The space complexity is O(1). The reduce function only maintains a single accumulator value throughout the computation, using constant extra space regardless of the input size. No additional data structures are created that scale with the input.

Learn more about how to find time and space complexity quickly.

Common Pitfalls

1. Empty Array Handling

The reduce function will raise a TypeError when called on an empty list without an initial value.

Problem Example:

derived = []
reduce(xor, derived)  # Raises TypeError: reduce() of empty sequence with no initial value

Solution: Add a check for empty arrays or provide an initial value to reduce:

def doesValidArrayExist(self, derived: List[int]) -> bool:
    if not derived:
        return True  # Empty array is considered valid
    return reduce(xor, derived) == 0

Or use an initial value:

def doesValidArrayExist(self, derived: List[int]) -> bool:
    return reduce(xor, derived, 0) == 0

2. Misunderstanding XOR Properties

Developers might incorrectly assume that XOR operations require special handling for binary values or that the result needs to be masked.

Incorrect Assumption:

# Wrong: Trying to ensure binary result
return (reduce(xor, derived) & 1) == 0

Correct Understanding: XOR naturally handles any integer values, and the result is already in the correct form for comparison.

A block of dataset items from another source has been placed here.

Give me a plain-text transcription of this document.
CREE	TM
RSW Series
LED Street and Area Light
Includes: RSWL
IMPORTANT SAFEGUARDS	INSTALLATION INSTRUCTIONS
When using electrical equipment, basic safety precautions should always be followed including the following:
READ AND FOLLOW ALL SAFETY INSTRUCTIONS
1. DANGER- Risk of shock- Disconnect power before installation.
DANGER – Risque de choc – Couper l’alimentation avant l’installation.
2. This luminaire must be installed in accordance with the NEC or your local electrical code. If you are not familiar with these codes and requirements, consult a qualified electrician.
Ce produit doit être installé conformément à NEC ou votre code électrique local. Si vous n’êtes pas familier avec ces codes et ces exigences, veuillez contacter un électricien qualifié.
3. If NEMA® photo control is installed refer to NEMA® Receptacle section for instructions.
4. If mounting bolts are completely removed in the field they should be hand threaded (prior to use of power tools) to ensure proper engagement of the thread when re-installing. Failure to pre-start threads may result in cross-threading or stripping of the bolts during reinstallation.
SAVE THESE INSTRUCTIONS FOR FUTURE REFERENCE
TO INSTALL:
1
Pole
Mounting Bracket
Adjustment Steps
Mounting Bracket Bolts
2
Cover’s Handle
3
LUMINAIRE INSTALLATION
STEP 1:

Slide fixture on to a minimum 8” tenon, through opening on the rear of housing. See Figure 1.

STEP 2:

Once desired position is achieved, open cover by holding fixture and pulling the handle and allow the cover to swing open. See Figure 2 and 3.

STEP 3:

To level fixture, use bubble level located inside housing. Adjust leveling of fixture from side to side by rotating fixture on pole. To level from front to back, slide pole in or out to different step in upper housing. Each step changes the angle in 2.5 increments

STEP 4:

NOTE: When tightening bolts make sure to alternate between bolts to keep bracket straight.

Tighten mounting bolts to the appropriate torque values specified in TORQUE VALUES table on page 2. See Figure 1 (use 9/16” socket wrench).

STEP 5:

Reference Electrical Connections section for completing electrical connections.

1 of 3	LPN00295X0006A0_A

3. Manual XOR Implementation Instead of Using Built-ins

Writing custom loops when Python's reduce provides a cleaner solution:

Less Optimal:

def doesValidArrayExist(self, derived: List[int]) -> bool:
    result = 0
    for num in derived:
        result ^= num
    return result == 0

While this works and has the same complexity, using reduce is more Pythonic and concise.

4. Forgetting to Import Required Modules

The solution requires imports from both functools and operator:

Common Mistake:

# Missing imports will cause NameError
class Solution:
    def doesValidArrayExist(self, derived: List[int]) -> bool:
        return reduce(xor, derived) == 0  # NameError: name 'reduce' is not defined

Complete Solution:

from functools import reduce
from operator import xor

class Solution:
    def doesValidArrayExist(self, derived: List[int]) -> bool:
        return reduce(xor, derived) == 0

5. Edge Case: Single Element Array

While the current solution handles this correctly (a single element XORed with nothing returns itself), developers might overthink this case:

Unnecessary Complexity:

def doesValidArrayExist(self, derived: List[int]) -> bool:
    if len(derived) == 1:
        return derived[0] == 0  # Correct but redundant
    return reduce(xor, derived) == 0

The original solution already handles this case properly since reduce on a single-element list returns that element.